Она покачала головой.

— Да, — с силой продолжал он. — Сомнений быть не может. В этом видна рука врага, смелого и беспощадного. Он действует неустанно. Цель его ясна. Он пробовал скомпрометировать меня, потом убить или хотя бы задержать на несколько часов, а сейчас прибегает к яду, к этому трусливому способу, который убивает исподтишка. А там будет — кинжал, пуля или веревка — безразлично, лишь бы устранить меня. Я тот — которого боятся, который в один прекрасный день раскроет все и положит к себе в карман миллионы, которые им хотелось бы получить. Я один караулю наследство Морнингтона. Четыре жертвы уже погибли. Я должен стать пятой. Так решил Гастон Саверан или другой, руководящий делом. А сообщник их здесь, в этом отеле, подле меня. Он следит за мной, выжидает удобную минуту и подходящие условия, чтобы поразить меня. Однако довольно! Мне это надоело. Я хочу знать, хочу знать и узнаю. Кто он?

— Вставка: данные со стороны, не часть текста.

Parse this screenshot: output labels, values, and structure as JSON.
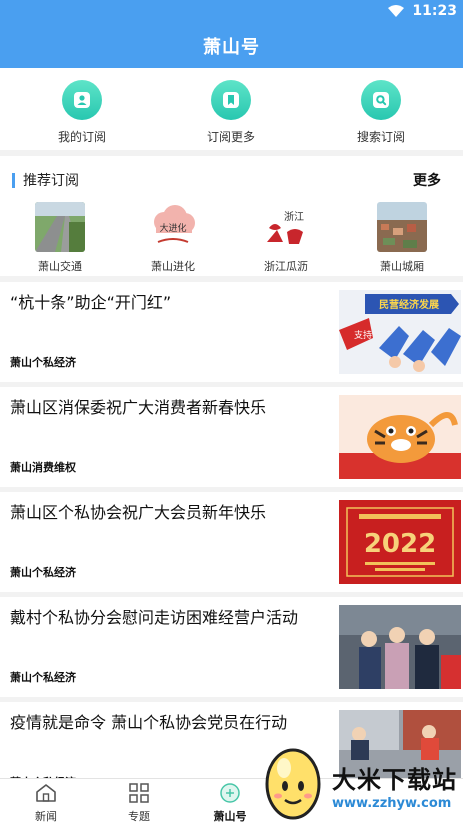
{
  "status": {
    "time": "11:23"
  },
  "header": {
    "title": "萧山号"
  },
  "quick_actions": [
    {
      "label": "我的订阅",
      "icon": "person-icon"
    },
    {
      "label": "订阅更多",
      "icon": "bookmark-icon"
    },
    {
      "label": "搜索订阅",
      "icon": "search-icon"
    }
  ],
  "recommend": {
    "title": "推荐订阅",
    "more": "更多",
    "items": [
      {
        "label": "萧山交通"
      },
      {
        "label": "萧山进化",
        "logo_text": "大进化"
      },
      {
        "label": "浙江瓜沥",
        "logo_text": "浙江"
      },
      {
        "label": "萧山城厢"
      }
    ]
  },
  "news": [
    {
      "title": "“杭十条”助企“开门红”",
      "tag": "萧山个私经济",
      "banner_text": "民营经济发展",
      "sign_text": "支持"
    },
    {
      "title": "萧山区消保委祝广大消费者新春快乐",
      "tag": "萧山消费维权"
    },
    {
      "title": "萧山区个私协会祝广大会员新年快乐",
      "tag": "萧山个私经济",
      "year_text": "2022"
    },
    {
      "title": "戴村个私协分会慰问走访困难经营户活动",
      "tag": "萧山个私经济"
    },
    {
      "title": "疫情就是命令 萧山个私协会党员在行动",
      "tag": "萧山个私经济"
    }
  ],
  "tabs": [
    {
      "label": "新闻",
      "icon": "home-icon"
    },
    {
      "label": "专题",
      "icon": "grid-icon"
    },
    {
      "label": "萧山号",
      "icon": "xiaoshanhao-icon",
      "active": true
    }
  ],
  "watermark": {
    "text": "大米下载站",
    "url": "www.zzhyw.com"
  },
  "colors": {
    "primary": "#4a9ff0",
    "accent": "#28c7b0"
  }
}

Девушка отступила и оперлась о столик. Дон Луис шагнул и, не спуская глаз с ее непроницаемого лица, старался прочесть в нем хоть какой-нибудь признак тревоги, трепета, беспокойства, с силой повторил еще раз:

— Кто он? Кто хочет убить меня во что бы то ни стало?

— Я не знаю… — шептала она. — Может быть, и заговора нет никакого… случайное стечение обстоятельств.

Ему хотелось сказать ей «ты», так он всегда мысленно обращался к своим противникам.

«Ты лжешь, красавица, ты лжешь. Сообщник — это ты. Ты одна слышала мой разговор с Мазеру по телефону и в автомобиле поспешила на помощь Гастону Саверану, ты принесла сюда обломок палки. Ты, красавица, из неведомых мне побуждений хочешь убить меня».

Но он не в состоянии был высказать ей все это, излить свой гнев и свое негодование, он только с силой сжимал ей пальцы, и взгляд его обвинял красноречивей самых резких слов.

Сделав над собой усилие, он выпустил ее руку. Она быстро отодвинулась от него, и в этом движении были возмущение и ненависть.

— Хорошо, — решил дон Луис, — я допрошу слуг и отошлю тех, кто покажется мне подозрительным.

— Зачем же? — живо возразила она. — Я всех их знаю. Это лишнее.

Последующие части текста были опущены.